Introduction to Intermediate Representation(IR)
Intermediate Representation(IR), as the name suggests, is any representation of a program between the source and target languages. The intermediate form of the program that is being compiled is the central data structure in a compiler. A compiler may have a single IR or a series of IRs. The decisions that are made during the design of IR affect the efficiency and speed of the compiler.
Properties of IRs:
The priorities of different properties across all compilers are not uniform.
The below five are the properties of IRs:
- Ease of generation
- Ease of manipulation
- Freedom of expression
- Size of the procedure
- Level of abstraction
Level of Abstraction:
- The amount of details exposed in the IR influence the feasibility and profitability of different optimizations.
- Generally, it can be abstracted into three levels.
(i) High Level: It is almost similar to the source language. It is good for memory disambiguation. Here, one IR implies one target machine operation. A single IR may include array access or a procedure call. It includes procedure calls and structured objects like structures and arrays.
(ii) Medium Level: Here, it does not involve any structured objects but still it is independent of the target language. It can be source or target-oriented.
(iii) Low Level: It is extremely close to the target language. A single IR may include an operation in the procedure. Here several IRs implement one target machine optimization.
Reasons for using Intermediate Representations(IRs):
- Translating the given code from one form to another requires synthesis and analysis.
- To perform machine-independent optimizations.
- To make translation simpler.
Types of IRs:
There are three major categories of Intermediate Representation(IR).
1. Graphical IR:
- It is graphically oriented and it tends to be large. This type of IR is used heavily in source-to-source translators.
- The underlying code is represented as a graph.
- Examples: Directed Acyclic Graphs(DAGs), Trees
- It is further divided into two types:
(i) Syntax-Related Trees
- Examples for Syntax-Related trees: Parse Trees, Abstract Syntax Trees(ASTs), Directed Acyclic Graphs(DAGs)
- Examples for Graphs: Control Flow Graphs, Dependency Graphs, and Call Graphs
- Even though all of them contain nodes and edges, they differ in
(i) Structure of the graph
(ii) Level of abstraction
(iii) Relationship between the graph and underlying code
2. Linear IR:
- It is the pseudo-code for an abstract machine. This type of IR contains simple and compact data structures. It is easier to rearrange. The level of abstraction is not uniform, it varies accordingly.

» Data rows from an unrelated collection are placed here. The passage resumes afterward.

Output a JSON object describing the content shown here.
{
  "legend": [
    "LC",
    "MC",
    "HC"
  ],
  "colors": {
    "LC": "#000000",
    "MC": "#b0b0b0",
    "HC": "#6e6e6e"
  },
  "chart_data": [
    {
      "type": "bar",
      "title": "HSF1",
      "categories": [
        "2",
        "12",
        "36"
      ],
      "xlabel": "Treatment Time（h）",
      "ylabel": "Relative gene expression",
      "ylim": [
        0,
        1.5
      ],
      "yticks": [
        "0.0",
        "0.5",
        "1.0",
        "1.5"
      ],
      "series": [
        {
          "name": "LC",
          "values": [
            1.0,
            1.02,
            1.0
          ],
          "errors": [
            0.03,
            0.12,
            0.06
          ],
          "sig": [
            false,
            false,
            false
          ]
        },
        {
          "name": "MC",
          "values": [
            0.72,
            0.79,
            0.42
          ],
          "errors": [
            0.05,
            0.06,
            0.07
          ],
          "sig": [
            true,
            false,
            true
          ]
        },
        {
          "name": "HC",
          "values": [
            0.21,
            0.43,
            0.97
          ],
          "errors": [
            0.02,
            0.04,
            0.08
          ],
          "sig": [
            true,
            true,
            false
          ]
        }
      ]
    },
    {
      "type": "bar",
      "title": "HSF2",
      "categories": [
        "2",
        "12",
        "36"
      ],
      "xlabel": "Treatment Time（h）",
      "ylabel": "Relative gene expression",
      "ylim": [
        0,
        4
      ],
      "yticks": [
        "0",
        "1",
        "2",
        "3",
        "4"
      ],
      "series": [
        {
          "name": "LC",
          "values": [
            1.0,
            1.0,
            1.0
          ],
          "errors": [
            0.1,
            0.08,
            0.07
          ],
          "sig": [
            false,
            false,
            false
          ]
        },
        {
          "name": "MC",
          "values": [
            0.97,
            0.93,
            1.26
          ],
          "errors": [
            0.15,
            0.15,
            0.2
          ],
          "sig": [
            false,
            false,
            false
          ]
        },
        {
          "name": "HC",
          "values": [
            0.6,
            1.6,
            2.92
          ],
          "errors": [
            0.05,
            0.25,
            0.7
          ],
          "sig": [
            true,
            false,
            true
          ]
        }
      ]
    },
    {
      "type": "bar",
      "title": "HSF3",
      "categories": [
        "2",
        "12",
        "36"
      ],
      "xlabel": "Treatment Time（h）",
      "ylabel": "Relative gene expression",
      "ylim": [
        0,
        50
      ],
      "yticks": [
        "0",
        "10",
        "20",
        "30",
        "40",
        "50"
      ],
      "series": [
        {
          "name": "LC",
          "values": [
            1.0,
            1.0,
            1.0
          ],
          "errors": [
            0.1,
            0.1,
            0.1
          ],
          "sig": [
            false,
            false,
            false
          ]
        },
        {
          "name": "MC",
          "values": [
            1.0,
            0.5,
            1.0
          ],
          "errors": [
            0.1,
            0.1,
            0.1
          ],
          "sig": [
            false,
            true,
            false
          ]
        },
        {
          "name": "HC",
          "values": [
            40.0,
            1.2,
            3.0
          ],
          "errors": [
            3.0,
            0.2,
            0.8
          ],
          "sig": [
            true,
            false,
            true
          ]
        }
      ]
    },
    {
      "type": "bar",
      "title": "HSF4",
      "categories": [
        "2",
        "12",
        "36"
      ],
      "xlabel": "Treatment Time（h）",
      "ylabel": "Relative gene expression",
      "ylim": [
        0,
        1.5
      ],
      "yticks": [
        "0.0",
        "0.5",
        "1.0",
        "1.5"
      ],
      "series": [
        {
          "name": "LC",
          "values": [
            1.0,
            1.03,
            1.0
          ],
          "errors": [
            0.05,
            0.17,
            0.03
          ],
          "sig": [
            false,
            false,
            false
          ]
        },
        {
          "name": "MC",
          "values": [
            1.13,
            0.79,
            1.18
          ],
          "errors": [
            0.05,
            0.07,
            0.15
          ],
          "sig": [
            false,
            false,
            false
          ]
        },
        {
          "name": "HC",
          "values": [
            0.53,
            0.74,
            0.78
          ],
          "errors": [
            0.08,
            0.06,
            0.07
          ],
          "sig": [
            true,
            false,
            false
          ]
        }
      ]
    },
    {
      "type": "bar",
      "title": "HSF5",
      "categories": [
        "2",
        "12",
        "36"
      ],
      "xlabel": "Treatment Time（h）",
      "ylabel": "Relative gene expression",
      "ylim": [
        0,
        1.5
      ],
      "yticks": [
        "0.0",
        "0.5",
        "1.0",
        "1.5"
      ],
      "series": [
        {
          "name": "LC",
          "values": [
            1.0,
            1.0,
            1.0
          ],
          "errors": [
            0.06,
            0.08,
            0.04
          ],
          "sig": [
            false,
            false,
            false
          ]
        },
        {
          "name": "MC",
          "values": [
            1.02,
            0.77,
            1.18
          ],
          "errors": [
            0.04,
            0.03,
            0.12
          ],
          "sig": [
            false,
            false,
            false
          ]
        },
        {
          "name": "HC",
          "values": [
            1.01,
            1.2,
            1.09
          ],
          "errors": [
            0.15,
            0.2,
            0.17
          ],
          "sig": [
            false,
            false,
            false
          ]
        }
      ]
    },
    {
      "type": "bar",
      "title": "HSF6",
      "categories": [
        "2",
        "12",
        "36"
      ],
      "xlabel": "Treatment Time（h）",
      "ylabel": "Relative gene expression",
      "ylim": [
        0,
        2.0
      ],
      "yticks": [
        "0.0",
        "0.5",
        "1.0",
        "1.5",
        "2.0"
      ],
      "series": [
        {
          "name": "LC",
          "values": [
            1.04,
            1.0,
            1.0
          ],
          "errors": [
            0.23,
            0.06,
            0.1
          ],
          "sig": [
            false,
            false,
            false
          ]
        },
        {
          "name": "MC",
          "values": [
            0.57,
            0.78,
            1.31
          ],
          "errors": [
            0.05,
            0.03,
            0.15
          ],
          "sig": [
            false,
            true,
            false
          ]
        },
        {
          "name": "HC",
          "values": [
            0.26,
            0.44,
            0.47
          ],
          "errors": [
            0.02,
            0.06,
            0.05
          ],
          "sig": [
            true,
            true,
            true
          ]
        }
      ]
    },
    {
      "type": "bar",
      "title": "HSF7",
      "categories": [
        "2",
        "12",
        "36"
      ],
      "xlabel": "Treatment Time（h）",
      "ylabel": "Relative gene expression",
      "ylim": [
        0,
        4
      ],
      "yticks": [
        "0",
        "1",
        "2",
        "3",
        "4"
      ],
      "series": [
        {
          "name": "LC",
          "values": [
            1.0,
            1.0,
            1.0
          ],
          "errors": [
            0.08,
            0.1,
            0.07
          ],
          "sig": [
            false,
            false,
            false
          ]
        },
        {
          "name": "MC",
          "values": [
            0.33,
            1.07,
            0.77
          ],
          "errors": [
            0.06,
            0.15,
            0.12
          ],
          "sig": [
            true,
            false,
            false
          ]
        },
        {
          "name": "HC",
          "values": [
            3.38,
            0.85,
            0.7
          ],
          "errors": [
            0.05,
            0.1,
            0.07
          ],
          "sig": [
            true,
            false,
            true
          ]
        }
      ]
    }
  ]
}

- Examples: Stack machine code, Three address code
3. Hybrid IR:
- As the name suggests, Hybrid IR is the combination of both Graphical IR and Linear IR.
Naming Discipline in IRs:
- While translating the source code to lower-level code, the compiler needs to choose the names for a wide variety of distinct values.
- Example: Consider the expression: x+5*y
- The sequence of operations followed to evaluate the expression are :
(i) t1<– y
(ii) t2<– 5*t1
- Here the names used are t1,t2,t3, and t4.
- We can also reduce the usage of the number of names by reusing the occurrence of t2 and t4 with t1.
- This operation reduces the number of variables used to half.
- The naming scheme also has an impact on the compile-time because it determines the sizes of many compile-time data structures.